Saúde & Alegria

Programas

Desenvolvimento Territorial

O programa é a base social e política do trabalho realizado pelo Projeto Saúde e Alegria. A partir da lógica das comunidades e dos cenários socioambientais o programa conduz ações fortalecendo a autogestão de suas representações.

A ocupação na região é tomada de forma desordenada e vem sendo constantemente ameaçada pela exploração ilegal da madeira e pela expansão do agronegócio. A grilagem de terra e os conflitos territoriais contribuem para o aumento do desmatamento, transformando a região em zona de grande disputa politica e territorial entre diversos atores sociais.

Diante do cenário, o PSA contribui através da assessoria que realiza as lideranças locais para que os povos da floresta possam se apropriar de seus territórios a partir do fortalecimento das organizações que integram os Assentamentos, Glebas e Unidades Conservação. Apoiar as bases locais é colaborar no controle social das politicas públicas, na defesa de suas terras e no bom manejo de seus recursos naturais para que possam ter viabilidade econômica, social e ambiental de suas áreas.

As iniciativas contemplam a Gestão Comunitária e o Mapeamento Participativo, ações que contribuem com a permanência das comunidades com direitos assegurados.

Projetos

Saúde Comunitária

A saúde foi o ponto de partida para a criação do Projeto Saúde e Alegria.
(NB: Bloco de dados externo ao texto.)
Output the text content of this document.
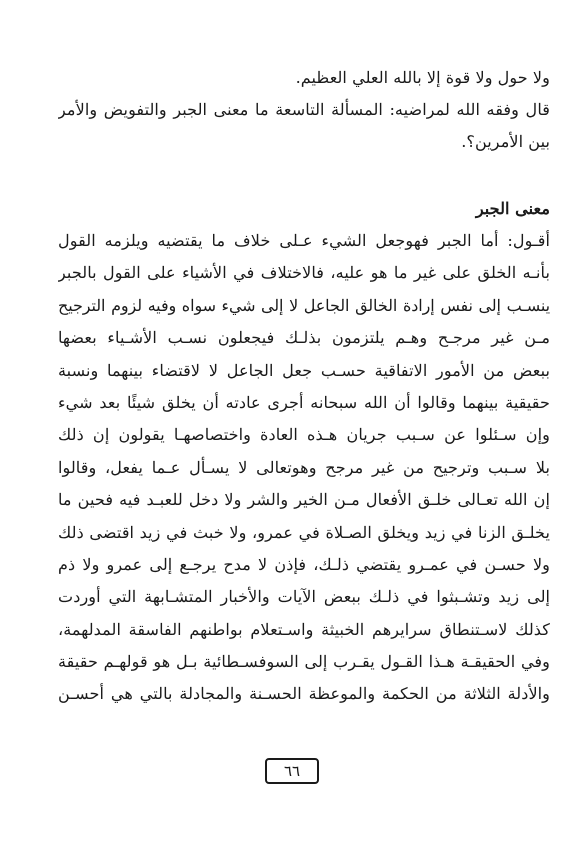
ولا حول ولا قوة إلا بالله العلي العظيم.
قال وفقه الله لمراضيه: المسألة التاسعة ما معنى الجبر والتفويض والأمر
بين الأمرين؟.
معنى الجبر
أقـول: أما الجبر فهوجعل الشيء عـلى خلاف ما يقتضيه ويلزمه القول
بأنـه الخلق على غير ما هو عليه، فالاختلاف في الأشياء على القول بالجبر
ينسـب إلى نفس إرادة الخالق الجاعل لا إلى شيء سواه وفيه لزوم الترجيح
مـن غير مرجـح وهـم يلتزمون بذلـك فيجعلون نسـب الأشـياء بعضها
ببعض من الأمور الاتفاقية حسـب جعل الجاعل لا لاقتضاء بينهما ونسبة
حقيقية بينهما وقالوا أن الله سبحانه أجرى عادته أن يخلق شيئًا بعد شيء
وإن سـئلوا عن سـبب جريان هـذه العادة واختصاصهـا يقولون إن ذلك
بلا سـبب وترجيح من غير مرجح وهوتعالى لا يسـأل عـما يفعل، وقالوا
إن الله تعـالى خلـق الأفعال مـن الخير والشر ولا دخل للعبـد فيه فحين ما
يخلـق الزنا في زيد ويخلق الصـلاة في عمرو، ولا خبث في زيد اقتضى ذلك
ولا حسـن في عمـرو يقتضي ذلـك، فإذن لا مدح يرجـع إلى عمرو ولا ذم
إلى زيد وتشـبثوا في ذلـك ببعض الآيات والأخبار المتشـابهة التي أوردت
كذلك لاسـتنطاق سرايرهم الخبيثة واسـتعلام بواطنهم الفاسقة المدلهمة،
وفي الحقيقـة هـذا القـول يقـرب إلى السوفسـطائية بـل هو قولهـم حقيقة
والأدلة الثلاثة من الحكمة والموعظة الحسـنة والمجادلة بالتي هي أحسـن
٦٦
Aliar o lúdico com mensagens educativas foi a solução encontrada para prevenir doenças de origem primária, mas que contribuíam com o alto índice de desnutrição e mortalidade infantil na região do Oeste do Pará.

O difícil acesso, as longas distâncias, as populações dispersas, o baixo investimento em saneamento, a dificuldades de transporte e de comunicação somavam para que o Sistema Único de Saúde (SUS) alcançasse de modo insuficiente as comunidades localizadas na zona rural.

Diante deste quadro, o Programa de Saúde do PSA procurou somar esforços às politicas públicas para assegurar o direito a saúde e reduzir os níveis de exclusão destas populações, tornando mais acessíveis os serviços assistenciais e construindo ações resolutivas no campo da atenção básica com forte viés de prevenção e educação.

Em 2004 o PSA deu inicio a projetos na área do saneamento em novas áreas atendidas e que culminou na implantação de mais de 5 mil sanitários com fossas rústicas, distribuição de filtros de água para praticamente 100% das famílias, implantação de microssistemas de água encanada nos polos maiores e a perfuração de poços semiartesianos em localidades menores.

Através das parcerias das Prefeituras locais, representações comunitárias, universidades e organizações afins foi desenvolvido um modelo demonstrativo de saúde, participativo e adaptado à realidade amazônica, a operação da Unidade Móvel de Saúde – Navio “Abaré” – que hoje é referência do Ministério da Saúde para aplicação de politicas e estratégias de atenção básica em toda região.

Projetos

Empreendimentos Sustentáveis

Os povos tradicionais garantem sua sobrevivência través do extrativismo dos recursos naturais de forma sustentável e solidária. Contudo a imposição do modelo de desenvolvimento cujo esteio é a exploração desenfreada desses recursos de modo predatório vem comprometendo o modo de vida dessas populações.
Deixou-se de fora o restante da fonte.